So, The second most asked question at the Pastor's wife Q&A was the question of criticism.
- What do I do when people criticize my husband?
- Am I allowed to fight back when people criticize my children?
- What do I do when people criticize me?
Sheila had very mature, wise, well thought out answers. My answer…"I get a little feisty when it comes to this issue."
I really do. Why is it ok for people to talk about their pastors and various things they feel he has done wrong on blogs, at dinner, in board meetings, in front of the Pastor's wife and children? I am so thankful that this has rarely happened to us as a family. But when it has happened, it has hurt deeply. Mostly the arrows have been shot from afar. Meany blogger's have taken pot-shots at Rob calling him all kinds of terrible things. I almost just linked to one meany in particular so you could check it out for yourself, but I slapped my own hand. It's pointless. He's just a meany trying to get attention like any middle school bully would.
You wouldn't believe the letters Rob gets from time to time. Amazing. Incredulous. Not worth repeating.
When it comes to defending Rob from criticism, I rarely fight back. The truth is, he really doesn't care that much about it. He reads it and is able to go on. I applaud that on his part. I am trying to be a grown up like him.
When it comes to my children, my answer is…"Wage an all out war against those who criticize your children." I don't think that's in the Bible, but it's how I feel about the subject. Kids don't know why an adult would be picking on them. They don't have the skills to defend themselves against an adult. You are likely their only advocate. Speak up for them loud and clear and don't turn back. Jesus would speak up for you if you were with him and someone was picking on you unfairly. I imagine he would use humor, love, and compassion, not a shaking fist or an angry word back. Defend your children creatively. Ask God to guide you in His ways.
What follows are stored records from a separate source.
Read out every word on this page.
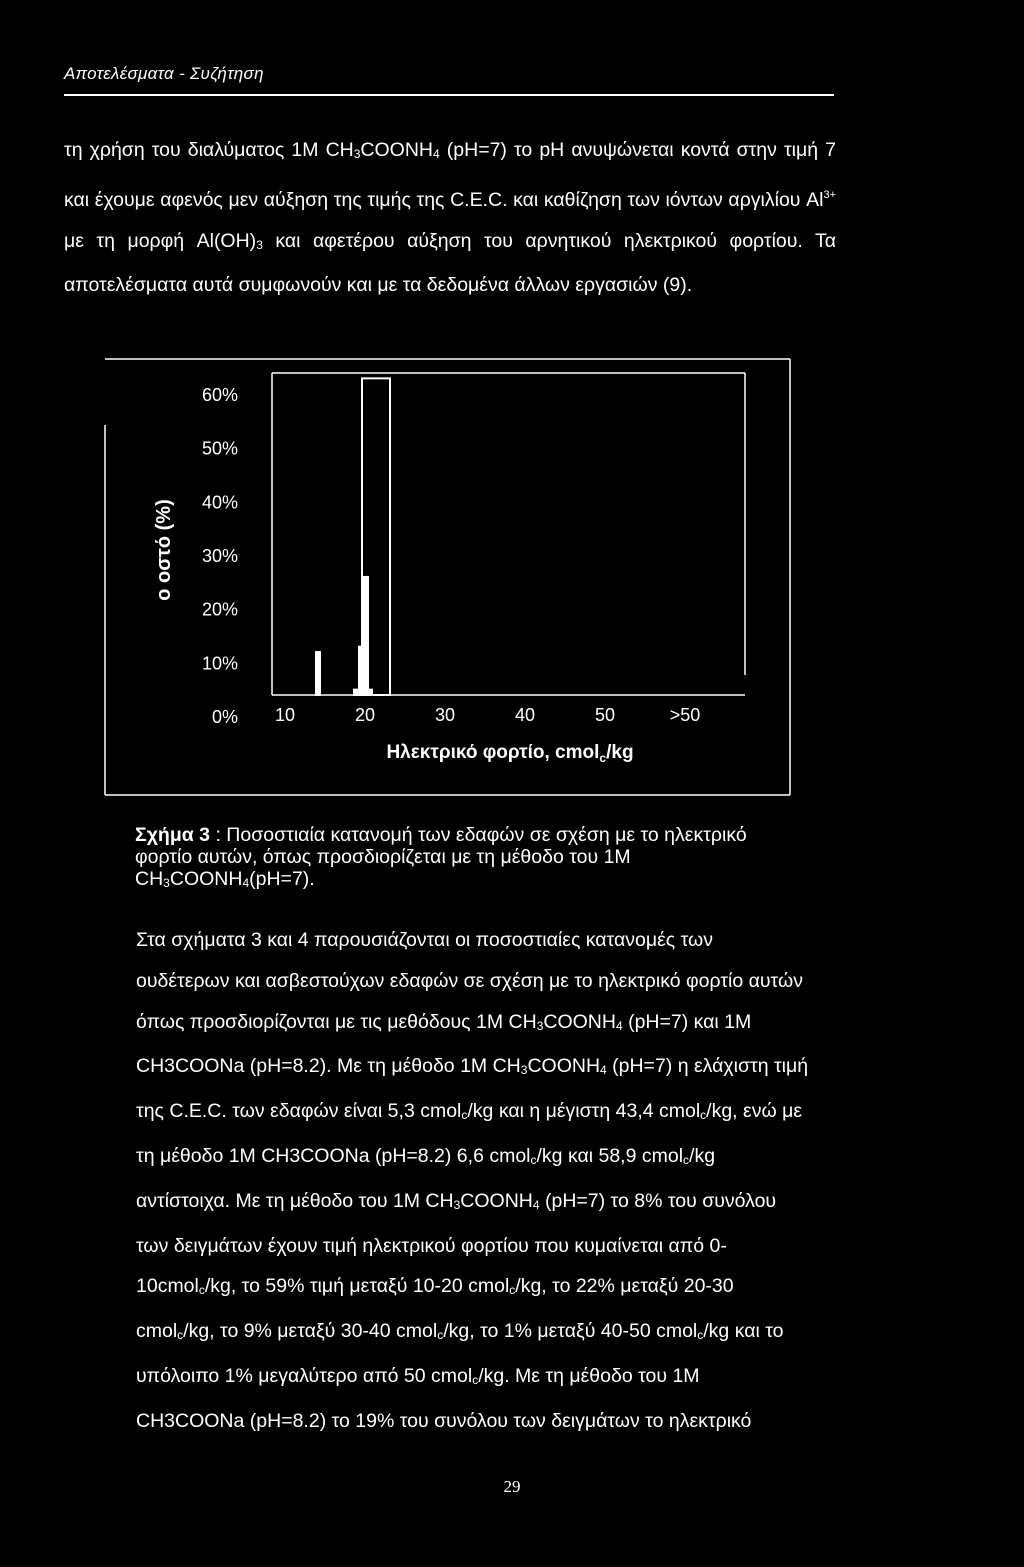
Αποτελέσματα - Συζήτηση
τη χρήση του διαλύματος 1M $CH_3COONH_4$ (pH=7) το pH ανυψώνεται κοντά στην τιμή 7 και έχουμε αφενός μεν αύξηση της τιμής της C.E.C. και καθίζηση των ιόντων αργιλίου $Al^{3+}$ με τη μορφή $Al(OH)_3$ και αφετέρου αύξηση του αρνητικού ηλεκτρικού φορτίου. Τα αποτελέσματα αυτά συμφωνούν και με τα δεδομένα άλλων εργασιών (9).
60%
50%
40%
30%
20%
10%
0% 10	20	30	40	50	>50
ο οστό (%)
Ηλεκτρικό φορτίο, cmol$_c$/kg
Σχήμα 3 : Ποσοστιαία κατανομή των εδαφών σε σχέση με το ηλεκτρικό φορτίο αυτών, όπως προσδιορίζεται με τη μέθοδο του 1M $CH_3COONH_4(pH=7)$.
Στα σχήματα 3 και 4 παρουσιάζονται οι ποσοστιαίες κατανομές των
ουδέτερων και ασβεστούχων εδαφών σε σχέση με το ηλεκτρικό φορτίο αυτών
όπως προσδιορίζονται με τις μεθόδους 1M $CH_3COONH_4$ (pH=7) και 1M
CH3COONa (pH=8.2). Με τη μέθοδο 1M $CH_3COONH_4$ (pH=7) η ελάχιστη τιμή
της C.E.C. των εδαφών είναι 5,3 cmol$_c$/kg και η μέγιστη 43,4 cmol$_c$/kg, ενώ με
τη μέθοδο 1M CH3COONa (pH=8.2) 6,6 cmol$_c$/kg και 58,9 cmol$_c$/kg
αντίστοιχα. Με τη μέθοδο του 1M $CH_3COONH_4$ (pH=7) το 8% του συνόλου
των δειγμάτων έχουν τιμή ηλεκτρικού φορτίου που κυμαίνεται από 0-
10cmol$_c$/kg, το 59% τιμή μεταξύ 10-20 cmol$_c$/kg, το 22% μεταξύ 20-30
cmol$_c$/kg, το 9% μεταξύ 30-40 cmol$_c$/kg, το 1% μεταξύ 40-50 cmol$_c$/kg και το
υπόλοιπο 1% μεγαλύτερο από 50 cmol$_c$/kg. Με τη μέθοδο του 1M
CH3COONa (pH=8.2) το 19% του συνόλου των δειγμάτων το ηλεκτρικό
29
And when it comes to people criticizing me, hmm…I have to say it hurts. I writhe in pain a while, especially when it is from a close friend. Actually, a long while. I bring it to Jesus, then I hurt some more, then I bring it to Jesus again. Then I want to write that person a mean email or include their name in a nasty blog post, then I slap my hand again and bow my head to pray and bring it to Jesus again.